Conceptualization, S.O.O. and R.C.-P.; methodology, S.O.O. and R.C.-P.; software, S.O.O.; validation, S.O.O., R.C.-P. and V.G.; formal analysis, S.O.O.; investigation, S.O.O.; resources, S.O.O. and R.C.-P.; data curation, S.O.O.; writing—original draft preparation, S.O.O.; writing—review and editing, R.C.-P. and V.G.; visualization, S.O.O.; supervision, R.C.-P.; project administration, R.C.-P.; funding acquisition, R.C.-P. All authors have read and agreed to the published version of the manuscript.

Funding

This research was funded by the Norwegian Research Council under the SecuRoPS project “User-centred Security Framework for Social Robots in Public Spaces” with project code 321324.

Institutional Review Board Statement

The study was conducted in accordance with the Declaration of Helsinki and approved by the Norwegian Agency for Shared Services in Education and Research (Sikt), under the Norwegian Ministry of Education and Research (protocol code 328081, approved on 23 February 2025).

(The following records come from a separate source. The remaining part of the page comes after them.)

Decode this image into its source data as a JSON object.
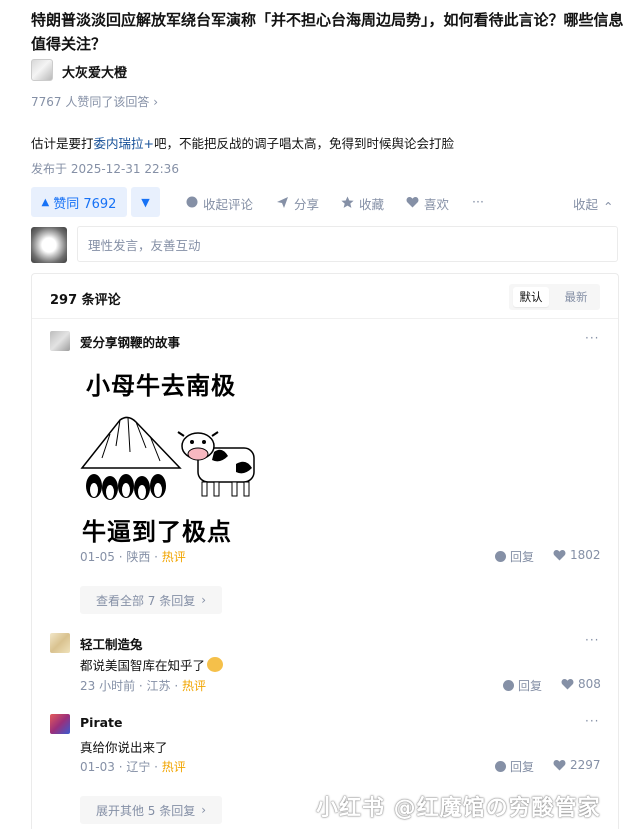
{
  "question": {
    "title": "特朗普淡淡回应解放军绕台军演称「并不担心台海周边局势」，如何看待此言论？哪些信息值得关注？"
  },
  "answer": {
    "author": "大灰爱大橙",
    "voters_text": "7767 人赞同了该回答",
    "voters_chevron": "›",
    "content_before": "估计是要打",
    "content_link": "委内瑞拉+",
    "content_after": "吧，不能把反战的调子唱太高，免得到时候舆论会打脸",
    "published": "发布于 2025-12-31 22:36"
  },
  "actions": {
    "vote_label": "赞同 7692",
    "vote_up_icon": "▲",
    "vote_down_icon": "▼",
    "collapse_comments": "收起评论",
    "share": "分享",
    "favorite": "收藏",
    "like": "喜欢",
    "more": "···",
    "fold": "收起",
    "fold_chevron": "⌃"
  },
  "comment_input": {
    "placeholder": "理性发言，友善互动"
  },
  "comments_panel": {
    "count_label": "297 条评论",
    "sort_default": "默认",
    "sort_newest": "最新",
    "reply_label": "回复"
  },
  "comments": [
    {
      "author": "爱分享钢鞭的故事",
      "meme_top_text": "小母牛去南极",
      "meme_bottom_text": "牛逼到了极点",
      "date": "01-05",
      "location": "陕西",
      "hot": "热评",
      "likes": "1802",
      "expand_label": "查看全部 7 条回复"
    },
    {
      "author": "轻工制造兔",
      "text": "都说美国智库在知乎了",
      "time": "23 小时前",
      "location": "江苏",
      "hot": "热评",
      "likes": "808"
    },
    {
      "author": "Pirate",
      "text": "真给你说出来了",
      "date": "01-03",
      "location": "辽宁",
      "hot": "热评",
      "likes": "2297",
      "expand_label": "展开其他 5 条回复"
    }
  ],
  "watermark": "小红书 @红魔馆の穷酸管家",
  "colors": {
    "accent": "#1772f6",
    "muted": "#8590a6",
    "hot": "#f1a501",
    "link": "#175199"
  }
}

Informed Consent Statement

Informed consent was obtained from all participants involved in the study. The authors affirm that human research participants provided informed consent for the publication of their feedback and comments.

Data Availability Statement

The system implementation code is available on GitHub https://github.com/samsonoo/ARI---Ostfold-University-College-Robot-Receptionist (accessed on 8 June 2025).

Conflicts of Interest

The authors declare no conflicts of interest.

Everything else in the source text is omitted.